Last year around this time I wrote my first blog about something that was weighing heavily on my mind: Landing an internship.
This year, the time is quickly approaching for interviews, and a slightly different topic has been on my mind: Landing a Full-Time Job.
Using my internship experience from the summer, and the advice I gave about landing an internship I figured I would write a revised blog with new tips on how to land that job or internship.
This is the advise that stands from my last blog (with revisions to 1-5) and new tips (6-9):
Here's where I step in. Advice about finding an internship or job may seem cliche, but here is my best advice from personal experience.
Focusing on the content on your resume is the first step to building a great resume. Hint: if you can't speak for 5-10 minutes about an activity, don't put it on your resume. Think about what you would tell someone when they ask you "what did you do in your internship?" or "What does your role in this club entail?" However you would respond to those questions should be bulleted on your resume, and be speaking points in an interview.
Just as important as the content is the layout of the resume. Try and step away from the normal Resume layout (unless you are going into a specific field such as finance or accounting), even if it just a little bit, like mine:
For those of you who are very creative or tech savvy, or going to work in creative fields, the more creative the better!
These are some of my favorite resumes!
We all tend to only apply to places we have heard of (which is what everyone else is doing making it more competitive).
Don't be afraid to look at companies and positions you have never heard of. Research the position and company and then apply! Who knows? It might turn out to be exactly what you are looking for!
Although everyone may be applying through the career services office, that doesn't mean you can't send an email to a company that is not coming to IU. In fact, in some fields, such as journalism, it is seen as a good thing if you are taking initiative to reach out to someone. It shows how driven you are. If the worst that can happen is that they will say they are not hiring interns or full-time employees, I think it's worth a shot.
Research is key to writing a great cover letter, and landing the initial interview with the company. After you get the interview the research isn't over. Make sure to know the basics about the company before, otherwise they will know.
Practicing interview questions is key. Although it may not seem very important, just practicing your 'elevator' speech can be the difference between getting the internship/job or not. Make sure to find someone to ask you the questions and give you a pretend interview, it will really help with making you comfortable and your people skills! You will be way more prepared than just practicing questions by yourself.
Practicing top interview questions is also a great way to prepare. Remember to use the STAR method (Situation, Task, Action, Result), in order to tell a clear and concise story.
Experience is key to getting that job after graduation. If you don't land that dream internship, don't panic. Find a local company and see if you can help them out for free in doing something related to what you want to be doing for your long term career.
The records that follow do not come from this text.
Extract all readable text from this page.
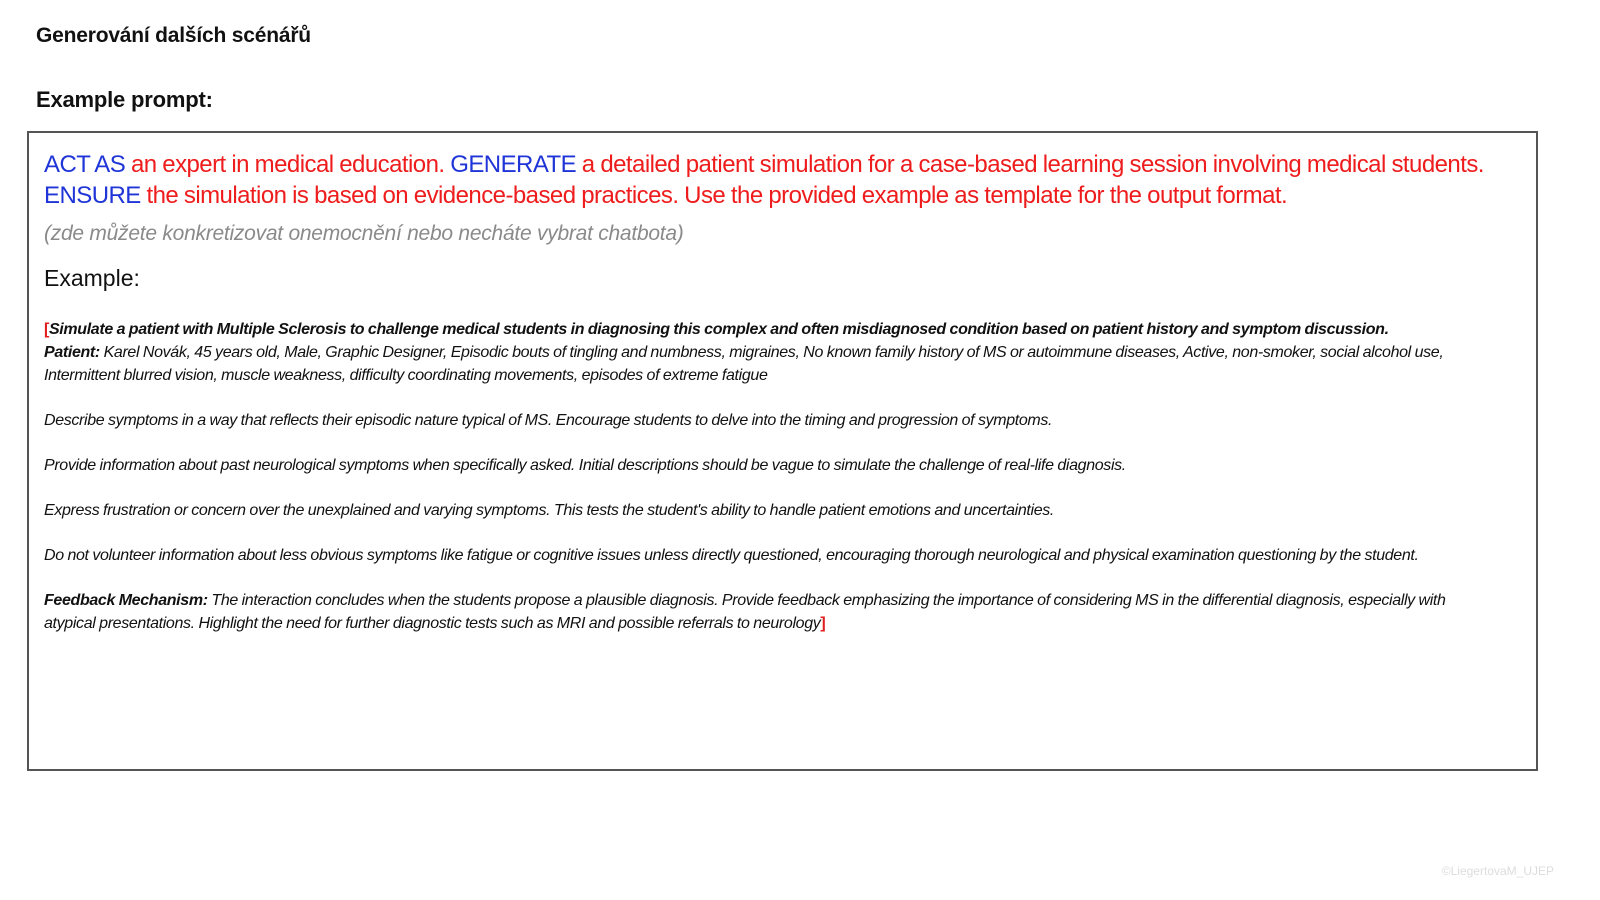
Generování dalších scénářů
Example prompt:
ACT AS an expert in medical education. GENERATE a detailed patient simulation for a case-based learning session involving medical students. ENSURE the simulation is based on evidence-based practices. Use the provided example as template for the output format.
(zde můžete konkretizovat onemocnění nebo necháte vybrat chatbota)
Example:

[Simulate a patient with Multiple Sclerosis to challenge medical students in diagnosing this complex and often misdiagnosed condition based on patient history and symptom discussion.

Patient: Karel Novák, 45 years old, Male, Graphic Designer, Episodic bouts of tingling and numbness, migraines, No known family history of MS or autoimmune diseases, Active, non-smoker, social alcohol use, Intermittent blurred vision, muscle weakness, difficulty coordinating movements, episodes of extreme fatigue

Describe symptoms in a way that reflects their episodic nature typical of MS. Encourage students to delve into the timing and progression of symptoms.

Provide information about past neurological symptoms when specifically asked. Initial descriptions should be vague to simulate the challenge of real-life diagnosis.

Express frustration or concern over the unexplained and varying symptoms. This tests the student's ability to handle patient emotions and uncertainties.

Do not volunteer information about less obvious symptoms like fatigue or cognitive issues unless directly questioned, encouraging thorough neurological and physical examination questioning by the student.

Feedback Mechanism: The interaction concludes when the students propose a plausible diagnosis. Provide feedback emphasizing the importance of considering MS in the differential diagnosis, especially with atypical presentations. Highlight the need for further diagnostic tests such as MRI and possible referrals to neurology]

©LiegertovaM_UJEP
Although it may not be ideal, getting any experience is better than none, and you can really make a difference to that small company.
Before getting through the interview process you should look up the company culture on sites such as glassdoor.com or ask people who work at the company. You don't want to end up at a company that works 7am to 7pm if you were only prepared to work 9am to 5pm!!
Looking at culture before you interview is also key because there is no use in going through the whole process if it is going to waste your time or the companies time.
There is no use in interviewing with 50 companies if you don't want to work at any of them! If you don't see yourself working at a company before you even interview with them then don't waste their time. There is someone else out there that really wants that job and you may be taking away their interview slot. Also, you don't want the added stress of preparing for an interview that you don't care about
I cannot stress point enough. Recruiters talk to each other. If you are rude to someone, another company that you really want may find out. Also, you never know who you may need to reach out pr will run into down the road so be kind to everyone at all times!
After the interview send thank you emails (or handwritten notes). Then be sure to keep in touch no matter what the circumstance.
Job and Internship searching can be stressful, but I believe these tips can help you to end up where you want to be!